Aún recuerdo sus manos recorriendo mi piel, unas manos ásperas que erizaban todo el bello de mi cuerpo. Sus ojos, posándose sobre mí de una manera tan íntima. Su voz, susurrándome al oído. Podía sentir su cálido aliento en mi oreja mientras abría mis piernas con cuidado. Le gustaba acariciarme el cabello, aunque siempre terminaba tirando de él. Mis ojos se llenaban de lágrimas, pero nadie me veía llorar. Mi boca estaba repleta de gritos que deseaban escaparse de entre mis labios, pero nadie podía oírme. Mis manos tiraban de las sabanas, suplicando que aquella noche fuese la última, pero siempre había una más.

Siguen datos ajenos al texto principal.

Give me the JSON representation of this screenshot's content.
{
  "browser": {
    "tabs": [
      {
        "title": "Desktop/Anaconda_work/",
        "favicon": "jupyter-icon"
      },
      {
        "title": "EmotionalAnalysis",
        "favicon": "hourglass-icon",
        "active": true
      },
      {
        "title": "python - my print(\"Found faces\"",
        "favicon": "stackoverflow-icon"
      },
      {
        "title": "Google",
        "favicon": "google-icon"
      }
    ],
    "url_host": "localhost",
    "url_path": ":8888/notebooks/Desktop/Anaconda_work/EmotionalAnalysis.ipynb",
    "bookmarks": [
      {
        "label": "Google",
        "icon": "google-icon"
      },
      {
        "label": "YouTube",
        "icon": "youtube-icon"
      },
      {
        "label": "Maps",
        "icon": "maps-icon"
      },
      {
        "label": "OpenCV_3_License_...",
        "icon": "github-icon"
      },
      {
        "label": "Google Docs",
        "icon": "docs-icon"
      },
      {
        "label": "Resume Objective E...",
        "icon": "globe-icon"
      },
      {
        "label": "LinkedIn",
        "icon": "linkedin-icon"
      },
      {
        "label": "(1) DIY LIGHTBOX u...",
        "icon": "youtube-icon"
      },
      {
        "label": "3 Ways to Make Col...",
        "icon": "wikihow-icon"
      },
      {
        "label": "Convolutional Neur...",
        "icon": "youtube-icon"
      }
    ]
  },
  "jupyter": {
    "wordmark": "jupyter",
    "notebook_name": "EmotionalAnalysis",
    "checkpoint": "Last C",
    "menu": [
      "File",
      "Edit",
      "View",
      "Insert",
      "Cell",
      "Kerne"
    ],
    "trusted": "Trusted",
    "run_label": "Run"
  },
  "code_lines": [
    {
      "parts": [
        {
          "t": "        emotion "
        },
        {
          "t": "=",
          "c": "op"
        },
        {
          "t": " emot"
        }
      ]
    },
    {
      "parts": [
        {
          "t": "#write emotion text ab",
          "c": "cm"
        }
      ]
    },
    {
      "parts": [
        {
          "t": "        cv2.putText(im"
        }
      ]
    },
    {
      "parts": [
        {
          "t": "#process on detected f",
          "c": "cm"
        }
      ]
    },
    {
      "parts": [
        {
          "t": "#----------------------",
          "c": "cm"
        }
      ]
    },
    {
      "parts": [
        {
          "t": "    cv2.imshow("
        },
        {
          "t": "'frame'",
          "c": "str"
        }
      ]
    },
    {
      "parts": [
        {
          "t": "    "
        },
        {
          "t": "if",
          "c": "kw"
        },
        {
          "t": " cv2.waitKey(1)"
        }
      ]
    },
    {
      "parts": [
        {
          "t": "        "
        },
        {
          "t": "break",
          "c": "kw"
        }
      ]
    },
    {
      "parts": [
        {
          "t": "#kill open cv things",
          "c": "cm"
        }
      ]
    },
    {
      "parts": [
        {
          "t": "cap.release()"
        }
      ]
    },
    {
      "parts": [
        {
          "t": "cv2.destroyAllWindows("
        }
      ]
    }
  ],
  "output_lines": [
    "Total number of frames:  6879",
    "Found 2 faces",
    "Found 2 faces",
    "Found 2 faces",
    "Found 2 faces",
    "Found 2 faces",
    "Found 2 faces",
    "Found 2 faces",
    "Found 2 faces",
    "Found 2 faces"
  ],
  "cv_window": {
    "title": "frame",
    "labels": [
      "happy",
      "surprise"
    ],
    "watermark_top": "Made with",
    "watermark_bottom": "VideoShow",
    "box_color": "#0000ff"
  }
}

Sacudí levemente la cabeza, me había quedado absorta en mis recuerdos. Coloqué una mano en su frente, dejando que apoyase su cabeza en mi pecho. Una sensación de placer recorrió todo mi cuerpo, apoderándose de cada centímetro de mi ser. Inhalé una gran bocanada de aire, disfrutando de aquel instante, y mirando sus ojos, dejé que la fría hoja del cuchillo se deslizase por su cuello, dejando a su paso un hilo rojo del cual empezó a manar sangre. Me miraba mientras se apagaba, podía sentir su miedo, su dolor. Entrecerré los ojos, alimentándome de aquella sensación. Me gustaba jugar a adivinar cuales serían sus últimas palabras, aunque los que más me gustaban eran los que se quedaban callados, decían tanto sin usar apenas una sola palabra...
Estaba claro que ya no había un resquicio de humanidad en mí, pero no me importaba. No era mi culpa que todos aquellos hombres me recordasen tanto a mi padre.